С каждым моим словом он все удрученней тряс головой.
— Раньше дела в этом парке были совсем на другой ноге. — Это был упрек мне. — Раньше у меня были силы приглядывать за порядком в Томпкинс Сквер Парк. Следить, чтобы слабых не лупили уж слишком больно. А когда вышел из тюрьмы, смотрю, сил-то у меня не осталось. Только и осталось, чтобы выживать. Времена изменились. Пошла молодежь, которая не любит думать. Для них думать — это как для меня наниматься на работу. Откуда я им достану пятьсот долларов? Совсем никуда дела в этом парке, а у тебя первый день в Нью-Йорке, и ты мне такое рассказываешь.
— Еще, чего доброго, решит махнуть в Голливуд, — сказал на это я. — Тогда вообще конец. Розарио!
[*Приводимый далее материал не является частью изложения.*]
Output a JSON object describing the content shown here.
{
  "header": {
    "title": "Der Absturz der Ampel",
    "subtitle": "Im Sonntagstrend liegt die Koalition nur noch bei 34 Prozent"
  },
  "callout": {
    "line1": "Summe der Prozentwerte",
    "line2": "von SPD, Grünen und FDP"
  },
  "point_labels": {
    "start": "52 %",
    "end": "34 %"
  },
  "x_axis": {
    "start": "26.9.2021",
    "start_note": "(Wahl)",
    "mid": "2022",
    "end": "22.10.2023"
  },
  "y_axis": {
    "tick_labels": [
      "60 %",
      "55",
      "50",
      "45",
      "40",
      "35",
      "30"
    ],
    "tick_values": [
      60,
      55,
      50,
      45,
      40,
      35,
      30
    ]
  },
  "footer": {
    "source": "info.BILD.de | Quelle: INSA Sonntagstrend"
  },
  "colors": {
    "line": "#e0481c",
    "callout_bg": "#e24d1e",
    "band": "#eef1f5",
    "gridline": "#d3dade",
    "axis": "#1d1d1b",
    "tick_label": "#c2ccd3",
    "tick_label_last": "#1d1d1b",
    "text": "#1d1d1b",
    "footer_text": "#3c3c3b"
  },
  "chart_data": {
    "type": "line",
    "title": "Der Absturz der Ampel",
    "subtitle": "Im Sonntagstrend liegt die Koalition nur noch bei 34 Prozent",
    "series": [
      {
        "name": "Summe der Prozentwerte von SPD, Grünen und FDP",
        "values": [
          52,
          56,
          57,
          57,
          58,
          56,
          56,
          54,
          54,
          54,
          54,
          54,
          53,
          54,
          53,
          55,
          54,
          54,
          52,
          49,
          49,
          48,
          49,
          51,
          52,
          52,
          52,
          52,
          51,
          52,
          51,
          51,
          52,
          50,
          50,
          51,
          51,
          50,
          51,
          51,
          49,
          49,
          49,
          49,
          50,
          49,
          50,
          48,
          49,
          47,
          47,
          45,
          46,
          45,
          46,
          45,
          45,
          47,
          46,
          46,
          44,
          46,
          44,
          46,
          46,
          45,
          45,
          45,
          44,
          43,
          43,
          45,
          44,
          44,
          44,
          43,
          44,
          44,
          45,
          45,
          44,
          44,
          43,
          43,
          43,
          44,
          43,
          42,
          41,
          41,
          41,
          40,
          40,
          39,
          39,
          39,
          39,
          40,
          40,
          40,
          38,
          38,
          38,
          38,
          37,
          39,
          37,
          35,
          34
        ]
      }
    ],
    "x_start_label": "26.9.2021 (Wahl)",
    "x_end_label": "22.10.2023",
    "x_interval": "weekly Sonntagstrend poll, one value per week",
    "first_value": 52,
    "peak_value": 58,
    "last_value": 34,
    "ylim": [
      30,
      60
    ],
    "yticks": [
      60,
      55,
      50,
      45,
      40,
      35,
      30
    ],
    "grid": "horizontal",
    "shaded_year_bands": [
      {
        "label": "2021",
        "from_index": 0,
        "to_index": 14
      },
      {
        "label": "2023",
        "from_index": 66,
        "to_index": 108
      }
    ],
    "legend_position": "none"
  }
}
Доусон!
— Никуда не годится, — он возмущенно прищелкнул языком. — Кривого Бобби вон вчера подожгли, пока он спал в парке. Не вижу в этом ничего хорошего. А ты мне Розарио Доусон впариваешь!
К нам подошел всклокоченный парень, сплошные вихры. Чем-то напоминал русского.
— Ну что? — обратился он к моему собеседнику. — Как тебе мое одеяло? Помогло?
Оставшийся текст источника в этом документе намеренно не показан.